Use of overloaded operator '[]' is ambiguous with template cast operator

The issue is that there is one conversion on each path:

  • first from "abc" to std::string and then operator[] call.
  • second from x to std::ptrdiff_t and then the operator[] for an std::ptrdiff_t and a const char*.

So the solution is to make the conversion operator explicit:

int operator[](const std::string& str) { return x + str[0]; }
template <typename T>
explicit operator T() { return x; } // (1) fails only in clang

GCC is wrong. The template case shouldn't make any difference.

[over.match.best]/1 says:

Define ICSi(F) as follows:

  • ...

  • let ICSi(F) denote the implicit conversion sequence that converts the i-th argument in the list to the type of the i-th parameter of viable function F. [over.best.ics] defines the implicit conversion sequences and [over.ics.rank] defines what it means for one implicit conversion sequence to be a better conversion sequence or worse conversion sequence than another.
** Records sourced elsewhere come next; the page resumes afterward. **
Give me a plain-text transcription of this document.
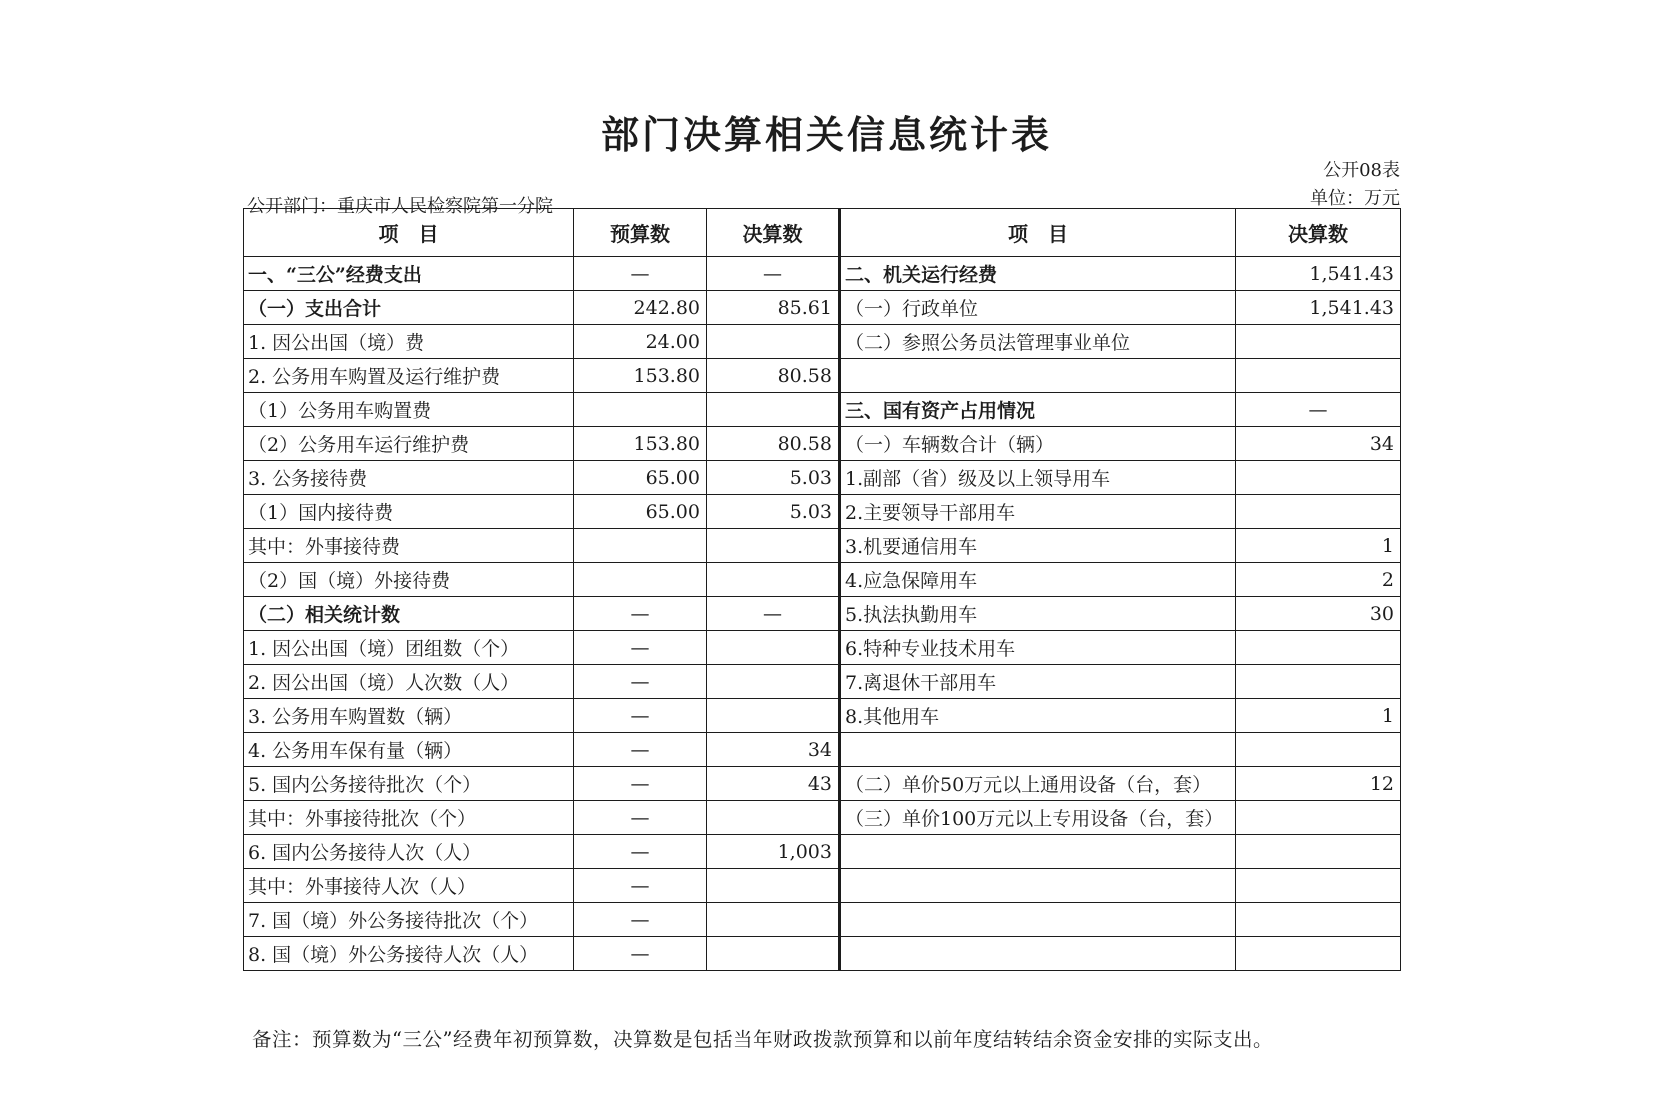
部门决算相关信息统计表
公开08表
单位：万元
公开部门：重庆市人民检察院第一分院
项　目	预算数	决算数	项　目	决算数
一、“三公”经费支出	—	—	二、机关运行经费	1,541.43
（一）支出合计	242.80	85.61	（一）行政单位	1,541.43
1. 因公出国（境）费	24.00		（二）参照公务员法管理事业单位	
2. 公务用车购置及运行维护费	153.80	80.58		
（1）公务用车购置费			三、国有资产占用情况	—
（2）公务用车运行维护费	153.80	80.58	（一）车辆数合计（辆）	34
3. 公务接待费	65.00	5.03	1.副部（省）级及以上领导用车	
（1）国内接待费	65.00	5.03	2.主要领导干部用车	
其中：外事接待费			3.机要通信用车	1
（2）国（境）外接待费			4.应急保障用车	2
（二）相关统计数	—	—	5.执法执勤用车	30
1. 因公出国（境）团组数（个）	—		6.特种专业技术用车	
2. 因公出国（境）人次数（人）	—		7.离退休干部用车	
3. 公务用车购置数（辆）	—		8.其他用车	1
4. 公务用车保有量（辆）	—	34		
5. 国内公务接待批次（个）	—	43	（二）单价50万元以上通用设备（台，套）	12
其中：外事接待批次（个）	—		（三）单价100万元以上专用设备（台，套）	
6. 国内公务接待人次（人）	—	1,003		
其中：外事接待人次（人）	—			
7. 国（境）外公务接待批次（个）	—			
8. 国（境）外公务接待人次（人）	—			
备注：预算数为“三公”经费年初预算数，决算数是包括当年财政拨款预算和以前年度结转结余资金安排的实际支出。
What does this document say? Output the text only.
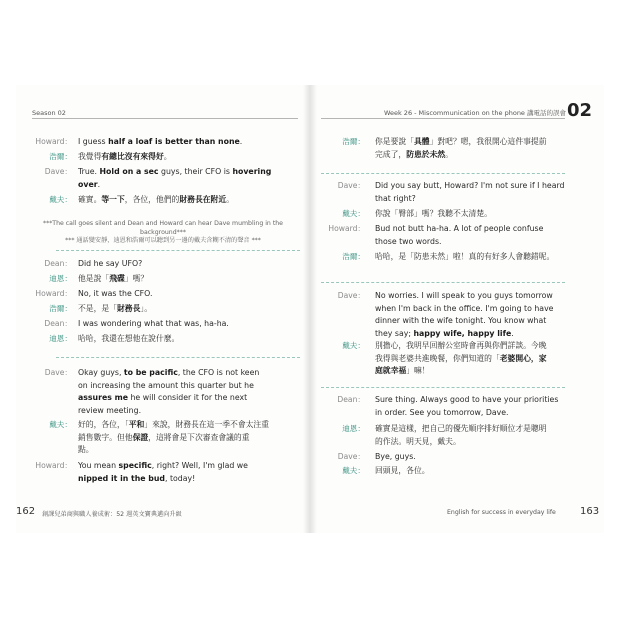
Season 02
Howard： I guess half a loaf is better than none.
浩爾： 我覺得有總比沒有來得好。
Dave： True. Hold on a sec guys, their CFO is hovering
over.
戴夫： 確實。等一下，各位，他們的財務長在附近。
Dean： Did he say UFO?
迪恩： 他是說「飛碟」嗎？
Howard： No, it was the CFO.
浩爾： 不是，是「財務長」。
Dean： I was wondering what that was, ha-ha.
迪恩： 哈哈，我還在想他在說什麼。
Dave： Okay guys, to be pacific, the CFO is not keen
on increasing the amount this quarter but he
assures me he will consider it for the next
review meeting.
戴夫： 好的，各位，「平和」來說，財務長在這一季不會太注重
銷售數字。但他保證，這將會是下次審查會議的重
點。
Howard： You mean specific, right? Well, I'm glad we
nipped it in the bud, today!
***The call goes silent and Dean and Howard can hear Dave mumbling in the
background***
*** 通話變安靜，迪恩和浩爾可以聽到另一邊的戴夫含糊不清的聲音 ***
162 創課兒弟商與職人養成術：52 週英文寶典邁向升級
Week 26 - Miscommunication on the phone 講電話的誤會 02
浩爾： 你是要說「具體」對吧？嗯，我很開心這件事提前
完成了，防患於未然。
Dave： Did you say butt, Howard? I'm not sure if I heard
that right?
戴夫： 你說「臀部」嗎？我聽不太清楚。
Howard： Bud not butt ha-ha. A lot of people confuse
those two words.
浩爾： 哈哈，是「防患未然」啦！真的有好多人會聽錯呢。
Dave： No worries. I will speak to you guys tomorrow
when I'm back in the office. I'm going to have
dinner with the wife tonight. You know what
they say; happy wife, happy life.
戴夫： 別擔心，我明早回辦公室時會再與你們詳談。今晚
我得與老婆共進晚餐，你們知道的「老婆開心，家
庭就幸福」嘛！
Dean： Sure thing. Always good to have your priorities
in order. See you tomorrow, Dave.
迪恩： 確實是這樣，把自己的優先順序排好順位才是聰明
的作法。明天見，戴夫。
Dave： Bye, guys.
戴夫： 回頭見，各位。
English for success in everyday life 163
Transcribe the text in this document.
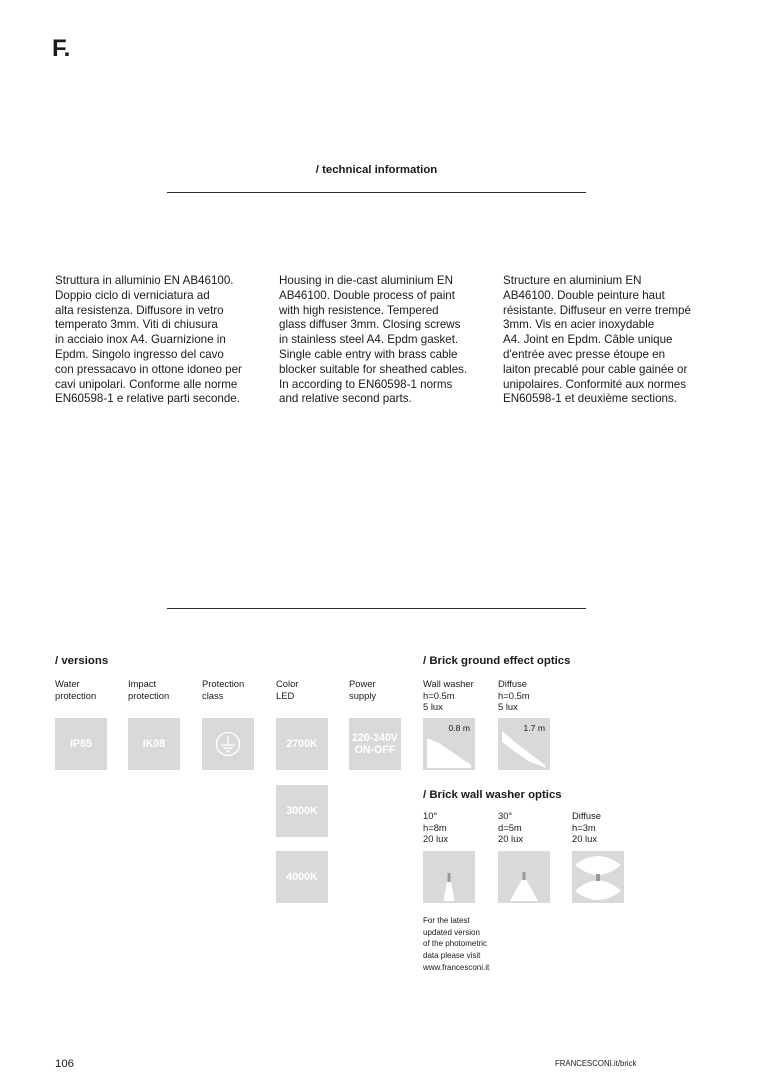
F.
/ technical information
/ versions	/ Brick ground effect optics
/ Brick wall washer optics
106	FRANCESCONI.it/brick
Struttura in alluminio EN AB46100.
Doppio ciclo di verniciatura ad
alta resistenza. Diffusore in vetro
temperato 3mm. Viti di chiusura
in acciaio inox A4. Guarnizione in
Epdm. Singolo ingresso del cavo
con pressacavo in ottone idoneo per
cavi unipolari. Conforme alle norme
EN60598-1 e relative parti seconde.
Housing in die-cast aluminium EN
AB46100. Double process of paint
with high resistence. Tempered
glass diffuser 3mm. Closing screws
in stainless steel A4. Epdm gasket.
Single cable entry with brass cable
blocker suitable for sheathed cables.
In according to EN60598-1 norms
and relative second parts.
Structure en aluminium EN
AB46100. Double peinture haut
résistante. Diffuseur en verre trempé
3mm. Vis en acier inoxydable
A4. Joint en Epdm. Câble unique
d'entrée avec presse étoupe en
laiton precablé pour cable gainée or
unipolaires. Conformité aux normes
EN60598-1 et deuxième sections.
Water
protection
IP65
Impact
protection
IK08
Protection
class
Color
LED
2700K
3000K
4000K
Power
supply
220-240V
ON-OFF
Wall washer
h=0.5m
5 lux
0.8 m
Diffuse
h=0.5m
5 lux
1.7 m
10°
h=8m
20 lux
30°
d=5m
20 lux
Diffuse
h=3m
20 lux
For the latest
updated version
of the photometric
data please visit
www.francesconi.it
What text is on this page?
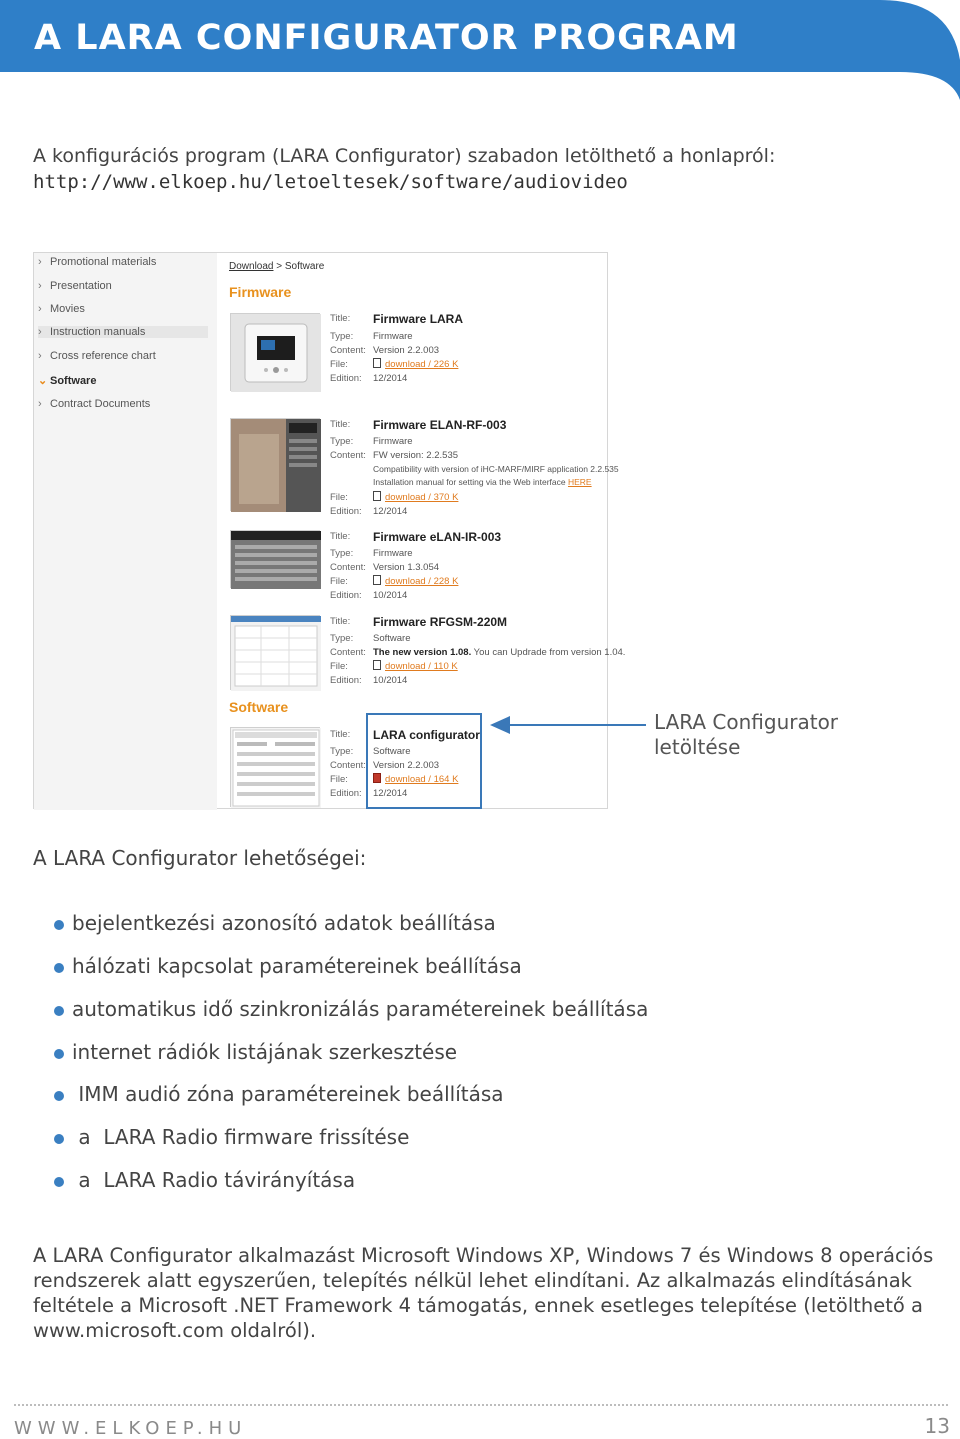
A LARA CONFIGURATOR PROGRAM
A konfigurációs program (LARA Configurator) szabadon letölthető a honlapról:
http://www.elkoep.hu/letoeltesek/software/audiovideo
› Promotional materials
› Presentation
› Movies
› Instruction manuals
› Cross reference chart
⌄ Software
› Contract Documents
Download > Software
Firmware
Software
Title: Firmware LARA
Type: Firmware
Content: Version 2.2.003
File:	download / 226 K
Edition: 12/2014
Title: Firmware ELAN-RF-003
Type: Firmware
Content: FW version: 2.2.535
Compatibility with version of iHC-MARF/MIRF application 2.2.535
Installation manual for setting via the Web interface HERE
File:	download / 370 K
Edition: 12/2014
Title: Firmware eLAN-IR-003
Type: Firmware
Content: Version 1.3.054
File:	download / 228 K
Edition: 10/2014
Title: Firmware RFGSM-220M
Type: Software
Content: The new version 1.08. You can Updrade from version 1.04.
File:	download / 110 K
Edition: 10/2014
Title: LARA configurator
Type: Software
Content: Version 2.2.003
File:	download / 164 K
Edition: 12/2014
LARA Configurator
letöltése
A LARA Configurator lehetőségei:
bejelentkezési azonosító adatok beállítása
hálózati kapcsolat paramétereinek beállítása
automatikus idő szinkronizálás paramétereinek beállítása
internet rádiók listájának szerkesztése
IMM audió zóna paramétereinek beállítása
a  LARA Radio firmware frissítése
a  LARA Radio távirányítása
A LARA Configurator alkalmazást Microsoft Windows XP, Windows 7 és Windows 8 operációs rendszerek alatt egyszerűen, telepítés nélkül lehet elindítani. Az alkalmazás elindításának feltétele a Microsoft .NET Framework 4 támogatás, ennek esetleges telepítése (letölthető a www.microsoft.com oldalról).
WWW.ELKOEP.HU	13
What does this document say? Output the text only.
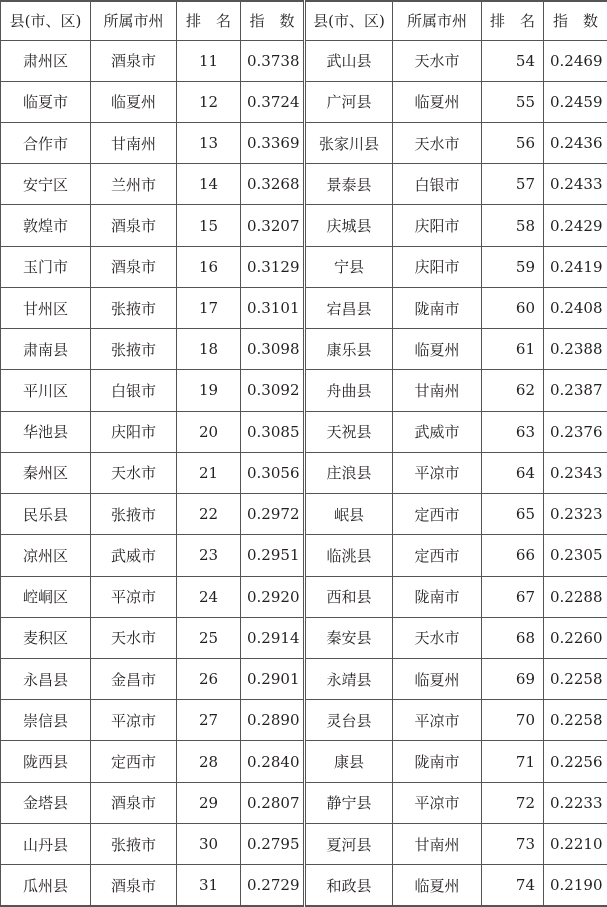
县(市、区)	所属市州	排　名	指　数	县(市、区)	所属市州	排　名	指　数
肃州区	酒泉市	11	0.3738	武山县	天水市	54	0.2469
临夏市	临夏州	12	0.3724	广河县	临夏州	55	0.2459
合作市	甘南州	13	0.3369	张家川县	天水市	56	0.2436
安宁区	兰州市	14	0.3268	景泰县	白银市	57	0.2433
敦煌市	酒泉市	15	0.3207	庆城县	庆阳市	58	0.2429
玉门市	酒泉市	16	0.3129	宁县	庆阳市	59	0.2419
甘州区	张掖市	17	0.3101	宕昌县	陇南市	60	0.2408
肃南县	张掖市	18	0.3098	康乐县	临夏州	61	0.2388
平川区	白银市	19	0.3092	舟曲县	甘南州	62	0.2387
华池县	庆阳市	20	0.3085	天祝县	武威市	63	0.2376
秦州区	天水市	21	0.3056	庄浪县	平凉市	64	0.2343
民乐县	张掖市	22	0.2972	岷县	定西市	65	0.2323
凉州区	武威市	23	0.2951	临洮县	定西市	66	0.2305
崆峒区	平凉市	24	0.2920	西和县	陇南市	67	0.2288
麦积区	天水市	25	0.2914	秦安县	天水市	68	0.2260
永昌县	金昌市	26	0.2901	永靖县	临夏州	69	0.2258
崇信县	平凉市	27	0.2890	灵台县	平凉市	70	0.2258
陇西县	定西市	28	0.2840	康县	陇南市	71	0.2256
金塔县	酒泉市	29	0.2807	静宁县	平凉市	72	0.2233
山丹县	张掖市	30	0.2795	夏河县	甘南州	73	0.2210
瓜州县	酒泉市	31	0.2729	和政县	临夏州	74	0.2190
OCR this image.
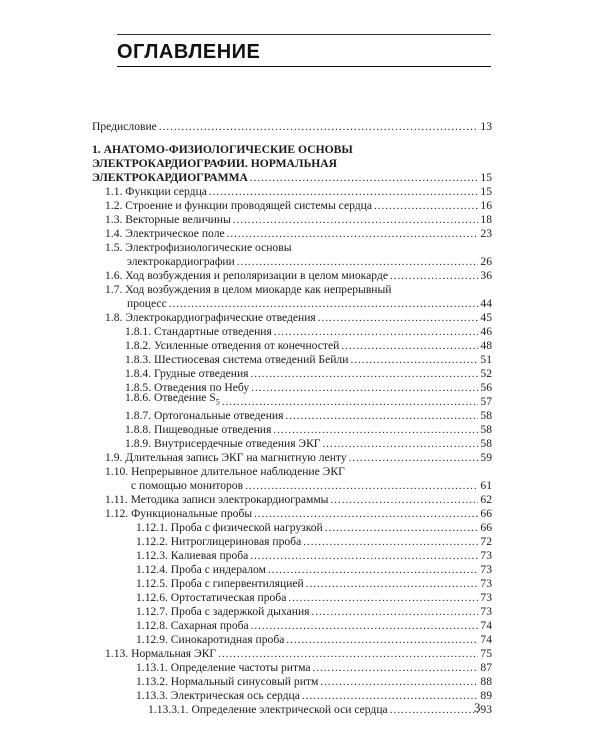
ОГЛАВЛЕНИЕ
Предисловие .....	13
1. АНАТОМО-ФИЗИОЛОГИЧЕСКИЕ ОСНОВЫ
ЭЛЕКТРОКАРДИОГРАФИИ. НОРМАЛЬНАЯ
ЭЛЕКТРОКАРДИОГРАММА .....	15
1.1. Функции сердца .....	15
1.2. Строение и функции проводящей системы сердца .....	16
1.3. Векторные величины .....	18
1.4. Электрическое поле .....	23
1.5. Электрофизиологические основы
электрокардиографии .....	26
1.6. Ход возбуждения и реполяризации в целом миокарде .....	36
1.7. Ход возбуждения в целом миокарде как непрерывный
процесс .....	44
1.8. Электрокардиографические отведения .....	45
1.8.1. Стандартные отведения .....	46
1.8.2. Усиленные отведения от конечностей .....	48
1.8.3. Шестиосевая система отведений Бейли .....	51
1.8.4. Грудные отведения .....	52
1.8.5. Отведения по Небу .....	56
1.8.6. Отведение $S_5$ .....	57
1.8.7. Ортогональные отведения .....	58
1.8.8. Пищеводные отведения .....	58
1.8.9. Внутрисердечные отведения ЭКГ .....	58
1.9. Длительная запись ЭКГ на магнитную ленту .....	59
1.10. Непрерывное длительное наблюдение ЭКГ
с помощью мониторов .....	61
1.11. Методика записи электрокардиограммы .....	62
1.12. Функциональные пробы .....	66
1.12.1. Проба с физической нагрузкой .....	66
1.12.2. Нитроглицериновая проба .....	72
1.12.3. Калиевая проба .....	73
1.12.4. Проба с индералом .....	73
1.12.5. Проба с гипервентиляцией .....	73
1.12.6. Ортостатическая проба .....	73
1.12.7. Проба с задержкой дыхания .....	73
1.12.8. Сахарная проба .....	74
1.12.9. Синокаротидная проба .....	74
1.13. Нормальная ЭКГ .....	75
1.13.1. Определение частоты ритма .....	87
1.13.2. Нормальный синусовый ритм .....	88
1.13.3. Электрическая ось сердца .....	89
1.13.3.1. Определение электрической оси сердца .....	93
3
Given these definitions, a viable function F1 is defined to be a better function than another viable function F2 if for all arguments i, ICSi(F1) is not a worse conversion sequence than ICSi(F2), and ...

The two viable candidates are

int         operator[](X&,             std::string); // F1
const char& operator[](std::ptrdiff_t, const char*); // F2

... and ICS1(F1) (X -> X&) is better than ICS1(F2) (X -> std::ptrdiff_t), no matter whether or not X -> std::ptrdiff_t is through a template conversion function, but ICS2(F1) (const char[4] -> std::string) is worse than ICS2(F2) (const char[4] -> const char*). So neither function is better than the other, resulting in ambiguity.

This has been reported as a GCC bug.